According to the EU6 standard, diesel engines are only allowed to emit a maximum of 80 milligrams of nitrogen oxide per kilometer – a constraint that also has to be seen in the context of the stricter RDE stipulations under all conceivable boundary conditions. This can only be achieved with state-of-the-art approaches to exhaust gas aftertreatment (EAT).
In Vienna, IAV will be presenting its solutions. Close-coupled exhaust gas aftertreatment concepts have the catalyst (DOC) positioned upstream of the turbocharger, together with a combination of diesel particulate filter and SCR system (SCRF). This means that the EAT components heat up faster or remain at a higher temperature when cold-starting the engine and when running at low load, resulting in a vehicle that complies with the emission limits in all circumstances. After a cold start, it takes just a few seconds to bring the vehicle emissions down to the lowest level. Other topologies are also conceivable apart from this radical solution. The EAT can be left in its conventional position with the turbocharger being bypassed during a cold start until DOC and SCRF are at operating temperature. Such alternative concepts help to adapt the close-coupled EAT system ideally to a manufacturer's vehicle portfolio.
Modern hybrid transmissions cut fuel consumption by about 18%
IAV's new eight-speed hybrid dual-clutch transmission offers efficiency at all operating points and in all driving situations. The high number of speeds guarantees ideal map utilization when the combustion engine is the main power source, thus already cutting fuel consumption in the New European Drive Cycle (NEDC) by 4.3% compared to a six-speed transmission. Fuel consumption is reduced even further by using an efficiency-optimized electric motor with 30 kilowatt constant power and maximum torque of 300 newton meters. It can provide all the drive power for sections of the journey while minimizing the overall transmission package. The hybrid concept alone cuts fuel consumption in the NEDC by 13.8%. Altogether, the high number of speeds in conjunction with the hybrid concept reduces fuel consumption by up to 18.1%. The eight-speed hybrid dual-clutch transmission with its 450 newton meters can be used in compact cars through to standard-size vehicles and even in the SUV segment.
Modular electric drive unit combines ride comfort and efficiency
Besides energy consumption, ride comfort is a crucial feature of electric drives. Both aspects are combined in the latest generation of modular electric drive units by IAV, now in a compact design. The planetary gear set has a maximum of three speeds with the different transmission gear ratios offering maximum efficiency or high hill-climbing ability, depending on the specific driving situation. The electric motor produces constant power of 50 kilowatt and maximum power of 80 kilowatt. It generates a constant torque of 150 newton meters which can be briefly increased to 300 newton meters. The modular electric drive unit increases the battery range by five to ten percent and can be put to flexible use, among others as the main drive for battery electric vehicles, fuel cell vehicles or as part of a plug-in hybrid system. The output is sufficient for vehicles in class A (subcompact cars), B (compact cars), C (standard-size cars) and D (upper standard-size cars).

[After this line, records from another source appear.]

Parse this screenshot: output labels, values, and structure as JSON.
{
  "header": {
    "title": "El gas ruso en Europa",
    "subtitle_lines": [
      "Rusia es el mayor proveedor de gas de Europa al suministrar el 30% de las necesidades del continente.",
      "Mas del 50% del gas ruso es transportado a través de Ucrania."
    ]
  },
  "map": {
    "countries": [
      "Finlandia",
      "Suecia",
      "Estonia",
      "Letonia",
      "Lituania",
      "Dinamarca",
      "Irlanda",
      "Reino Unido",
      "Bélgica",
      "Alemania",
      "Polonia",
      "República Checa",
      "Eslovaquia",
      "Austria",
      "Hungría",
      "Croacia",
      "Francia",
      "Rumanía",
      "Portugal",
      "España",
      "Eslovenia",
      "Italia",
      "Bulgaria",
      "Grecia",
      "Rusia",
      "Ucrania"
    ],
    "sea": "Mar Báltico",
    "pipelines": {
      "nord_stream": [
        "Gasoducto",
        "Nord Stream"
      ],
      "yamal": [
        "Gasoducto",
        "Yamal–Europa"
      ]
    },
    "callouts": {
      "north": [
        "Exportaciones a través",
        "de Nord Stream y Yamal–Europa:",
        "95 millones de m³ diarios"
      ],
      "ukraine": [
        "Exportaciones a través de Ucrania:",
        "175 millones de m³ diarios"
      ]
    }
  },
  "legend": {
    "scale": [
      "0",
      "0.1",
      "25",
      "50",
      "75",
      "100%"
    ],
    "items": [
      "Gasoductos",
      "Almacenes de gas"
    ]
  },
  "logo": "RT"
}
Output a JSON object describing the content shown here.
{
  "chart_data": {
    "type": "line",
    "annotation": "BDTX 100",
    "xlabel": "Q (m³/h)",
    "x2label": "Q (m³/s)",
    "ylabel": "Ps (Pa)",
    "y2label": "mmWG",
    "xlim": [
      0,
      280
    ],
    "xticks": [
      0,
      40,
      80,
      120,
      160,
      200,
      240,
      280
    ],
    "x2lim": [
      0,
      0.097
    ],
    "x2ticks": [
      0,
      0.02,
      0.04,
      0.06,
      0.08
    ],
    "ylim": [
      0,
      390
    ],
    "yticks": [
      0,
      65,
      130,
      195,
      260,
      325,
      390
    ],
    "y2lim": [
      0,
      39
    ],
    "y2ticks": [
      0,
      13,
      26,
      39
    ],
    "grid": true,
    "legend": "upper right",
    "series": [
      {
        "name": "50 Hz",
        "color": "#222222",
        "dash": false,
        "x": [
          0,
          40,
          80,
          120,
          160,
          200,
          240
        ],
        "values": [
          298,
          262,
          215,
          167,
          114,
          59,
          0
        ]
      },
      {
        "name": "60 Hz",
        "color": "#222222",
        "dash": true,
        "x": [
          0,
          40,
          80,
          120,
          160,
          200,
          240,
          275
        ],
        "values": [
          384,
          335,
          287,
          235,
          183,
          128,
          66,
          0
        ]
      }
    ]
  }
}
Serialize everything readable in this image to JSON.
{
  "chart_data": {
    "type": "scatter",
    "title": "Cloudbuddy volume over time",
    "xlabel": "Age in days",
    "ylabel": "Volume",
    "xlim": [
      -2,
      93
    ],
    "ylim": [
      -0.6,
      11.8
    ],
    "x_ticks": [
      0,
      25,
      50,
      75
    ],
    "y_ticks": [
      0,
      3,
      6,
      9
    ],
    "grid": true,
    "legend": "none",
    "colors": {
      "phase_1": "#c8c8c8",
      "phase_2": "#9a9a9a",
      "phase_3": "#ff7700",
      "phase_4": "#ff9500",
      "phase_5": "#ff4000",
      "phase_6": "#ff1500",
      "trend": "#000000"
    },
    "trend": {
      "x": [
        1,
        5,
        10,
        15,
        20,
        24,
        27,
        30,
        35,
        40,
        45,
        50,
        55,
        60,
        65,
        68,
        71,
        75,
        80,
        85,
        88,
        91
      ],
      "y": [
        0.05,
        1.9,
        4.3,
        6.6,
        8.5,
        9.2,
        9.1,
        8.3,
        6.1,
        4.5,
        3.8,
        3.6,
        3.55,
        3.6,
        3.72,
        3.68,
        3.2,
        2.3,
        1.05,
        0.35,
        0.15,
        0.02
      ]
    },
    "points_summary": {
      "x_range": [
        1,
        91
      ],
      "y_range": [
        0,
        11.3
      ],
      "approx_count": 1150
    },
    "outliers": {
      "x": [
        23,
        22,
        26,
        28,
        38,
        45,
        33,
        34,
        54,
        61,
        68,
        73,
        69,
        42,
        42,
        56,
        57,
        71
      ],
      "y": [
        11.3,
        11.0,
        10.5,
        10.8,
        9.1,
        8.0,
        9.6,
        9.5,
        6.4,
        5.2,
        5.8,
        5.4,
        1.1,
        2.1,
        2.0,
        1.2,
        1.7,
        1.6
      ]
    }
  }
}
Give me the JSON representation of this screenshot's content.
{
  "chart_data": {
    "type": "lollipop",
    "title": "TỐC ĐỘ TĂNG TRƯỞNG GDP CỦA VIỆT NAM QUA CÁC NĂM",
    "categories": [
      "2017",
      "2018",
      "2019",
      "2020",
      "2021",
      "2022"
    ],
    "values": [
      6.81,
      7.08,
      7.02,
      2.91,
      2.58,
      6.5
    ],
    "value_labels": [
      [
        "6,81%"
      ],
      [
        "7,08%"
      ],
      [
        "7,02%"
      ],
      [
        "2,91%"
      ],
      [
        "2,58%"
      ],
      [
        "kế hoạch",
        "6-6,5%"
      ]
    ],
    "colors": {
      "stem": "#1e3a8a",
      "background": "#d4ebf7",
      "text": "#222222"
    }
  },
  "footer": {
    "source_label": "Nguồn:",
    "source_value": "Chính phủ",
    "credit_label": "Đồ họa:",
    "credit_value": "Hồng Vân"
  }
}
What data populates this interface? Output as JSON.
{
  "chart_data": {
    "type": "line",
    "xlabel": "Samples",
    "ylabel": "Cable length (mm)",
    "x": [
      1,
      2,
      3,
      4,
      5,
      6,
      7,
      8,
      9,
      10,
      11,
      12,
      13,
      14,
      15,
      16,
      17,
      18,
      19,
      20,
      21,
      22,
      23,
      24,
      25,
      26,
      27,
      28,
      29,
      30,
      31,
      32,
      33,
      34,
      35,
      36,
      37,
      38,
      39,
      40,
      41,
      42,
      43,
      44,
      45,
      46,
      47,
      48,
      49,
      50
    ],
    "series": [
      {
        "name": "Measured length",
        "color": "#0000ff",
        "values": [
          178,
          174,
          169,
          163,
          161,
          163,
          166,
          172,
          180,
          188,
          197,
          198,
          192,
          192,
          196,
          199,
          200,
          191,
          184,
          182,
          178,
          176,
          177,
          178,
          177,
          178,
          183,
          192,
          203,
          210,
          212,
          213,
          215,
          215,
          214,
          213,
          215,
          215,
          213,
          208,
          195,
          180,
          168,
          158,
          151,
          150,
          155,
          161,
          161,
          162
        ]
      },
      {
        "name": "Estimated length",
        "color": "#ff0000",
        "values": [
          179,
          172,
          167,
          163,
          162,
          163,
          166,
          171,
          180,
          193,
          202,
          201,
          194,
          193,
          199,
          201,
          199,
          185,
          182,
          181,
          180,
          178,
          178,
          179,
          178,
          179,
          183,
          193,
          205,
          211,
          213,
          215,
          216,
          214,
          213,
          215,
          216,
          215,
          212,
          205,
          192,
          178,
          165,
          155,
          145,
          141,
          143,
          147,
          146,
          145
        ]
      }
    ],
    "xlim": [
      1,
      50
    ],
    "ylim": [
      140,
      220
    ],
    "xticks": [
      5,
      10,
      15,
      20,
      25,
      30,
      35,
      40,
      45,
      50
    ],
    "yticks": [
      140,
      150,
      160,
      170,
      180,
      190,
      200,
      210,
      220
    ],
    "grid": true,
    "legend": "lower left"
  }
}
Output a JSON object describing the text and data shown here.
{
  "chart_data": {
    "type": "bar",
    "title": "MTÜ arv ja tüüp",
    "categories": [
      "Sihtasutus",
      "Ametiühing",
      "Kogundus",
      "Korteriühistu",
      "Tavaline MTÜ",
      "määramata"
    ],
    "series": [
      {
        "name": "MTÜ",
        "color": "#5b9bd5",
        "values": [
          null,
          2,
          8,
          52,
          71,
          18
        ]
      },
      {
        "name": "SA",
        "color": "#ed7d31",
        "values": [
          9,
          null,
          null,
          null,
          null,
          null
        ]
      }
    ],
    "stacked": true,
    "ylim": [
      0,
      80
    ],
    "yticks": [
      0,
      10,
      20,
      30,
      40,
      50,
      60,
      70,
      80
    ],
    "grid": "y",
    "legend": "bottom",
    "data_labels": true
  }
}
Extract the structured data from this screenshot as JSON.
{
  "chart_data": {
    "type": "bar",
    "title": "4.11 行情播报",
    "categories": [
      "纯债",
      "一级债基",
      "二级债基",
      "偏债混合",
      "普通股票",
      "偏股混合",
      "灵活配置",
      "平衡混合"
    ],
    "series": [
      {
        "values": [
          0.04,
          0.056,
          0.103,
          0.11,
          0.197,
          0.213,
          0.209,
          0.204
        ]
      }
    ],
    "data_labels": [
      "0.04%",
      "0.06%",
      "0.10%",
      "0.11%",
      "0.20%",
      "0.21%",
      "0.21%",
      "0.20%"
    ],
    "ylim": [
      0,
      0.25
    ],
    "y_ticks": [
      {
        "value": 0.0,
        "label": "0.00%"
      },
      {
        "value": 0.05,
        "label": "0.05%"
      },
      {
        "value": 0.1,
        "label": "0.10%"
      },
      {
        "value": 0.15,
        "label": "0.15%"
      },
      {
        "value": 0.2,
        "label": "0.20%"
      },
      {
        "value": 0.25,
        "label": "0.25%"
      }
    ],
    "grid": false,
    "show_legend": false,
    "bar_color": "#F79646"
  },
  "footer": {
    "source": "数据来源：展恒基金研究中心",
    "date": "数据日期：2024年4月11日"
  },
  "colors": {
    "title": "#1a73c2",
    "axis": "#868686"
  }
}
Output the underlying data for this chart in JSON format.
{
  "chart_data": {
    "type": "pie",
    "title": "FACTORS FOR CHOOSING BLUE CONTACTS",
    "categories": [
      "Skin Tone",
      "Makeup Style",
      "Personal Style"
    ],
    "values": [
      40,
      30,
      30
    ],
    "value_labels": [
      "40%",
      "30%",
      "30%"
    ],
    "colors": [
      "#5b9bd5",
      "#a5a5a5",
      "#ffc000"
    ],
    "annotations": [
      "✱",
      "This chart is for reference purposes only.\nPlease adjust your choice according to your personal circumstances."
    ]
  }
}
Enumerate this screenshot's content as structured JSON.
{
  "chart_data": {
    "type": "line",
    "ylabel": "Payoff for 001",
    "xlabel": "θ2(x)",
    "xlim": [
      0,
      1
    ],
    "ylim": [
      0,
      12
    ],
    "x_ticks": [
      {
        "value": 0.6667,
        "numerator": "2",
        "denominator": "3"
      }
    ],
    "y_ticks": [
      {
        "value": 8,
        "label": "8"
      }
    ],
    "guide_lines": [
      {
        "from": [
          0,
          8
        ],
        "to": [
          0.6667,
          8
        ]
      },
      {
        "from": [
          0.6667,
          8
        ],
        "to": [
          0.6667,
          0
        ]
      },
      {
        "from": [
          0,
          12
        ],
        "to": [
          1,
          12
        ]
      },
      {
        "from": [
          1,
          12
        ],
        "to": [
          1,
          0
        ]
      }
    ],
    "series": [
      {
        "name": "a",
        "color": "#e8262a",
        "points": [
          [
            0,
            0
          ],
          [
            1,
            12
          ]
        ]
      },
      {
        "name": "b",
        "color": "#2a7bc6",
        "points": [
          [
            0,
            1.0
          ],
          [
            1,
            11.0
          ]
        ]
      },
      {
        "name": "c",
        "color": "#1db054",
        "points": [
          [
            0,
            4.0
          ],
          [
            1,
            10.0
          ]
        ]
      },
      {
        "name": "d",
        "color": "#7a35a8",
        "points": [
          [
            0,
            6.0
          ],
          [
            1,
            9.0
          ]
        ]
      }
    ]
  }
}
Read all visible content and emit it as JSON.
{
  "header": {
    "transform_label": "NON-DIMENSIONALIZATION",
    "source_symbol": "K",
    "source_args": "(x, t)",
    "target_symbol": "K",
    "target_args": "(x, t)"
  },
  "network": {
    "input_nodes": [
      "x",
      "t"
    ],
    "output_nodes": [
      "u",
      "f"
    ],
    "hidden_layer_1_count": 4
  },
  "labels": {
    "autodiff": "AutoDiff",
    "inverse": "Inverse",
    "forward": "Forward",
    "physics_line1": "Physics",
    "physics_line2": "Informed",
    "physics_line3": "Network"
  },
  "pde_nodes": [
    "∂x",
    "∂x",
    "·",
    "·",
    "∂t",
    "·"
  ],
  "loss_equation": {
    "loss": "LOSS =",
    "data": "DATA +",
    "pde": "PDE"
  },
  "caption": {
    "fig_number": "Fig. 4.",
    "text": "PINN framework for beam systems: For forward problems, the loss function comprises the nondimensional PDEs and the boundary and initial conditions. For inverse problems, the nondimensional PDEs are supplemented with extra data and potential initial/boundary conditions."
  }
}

Maximum efficiency with minimum emissions
IAV wants to play a proactive role in advancing low-emission or zero-emissions driving. "We are aiming for mobility with maximum efficiency and minimum emissions", says Kurt Blumenröder, IAV President and CEO. "The exhibits in Vienna show the successful approach: with further improvements in conventional powertrains, more hybridization and a long-term transition to e-mobility. The three exhibits are mature solutions that can be adapted to specific customer requirements while acting right now as the starting point for production-ready development."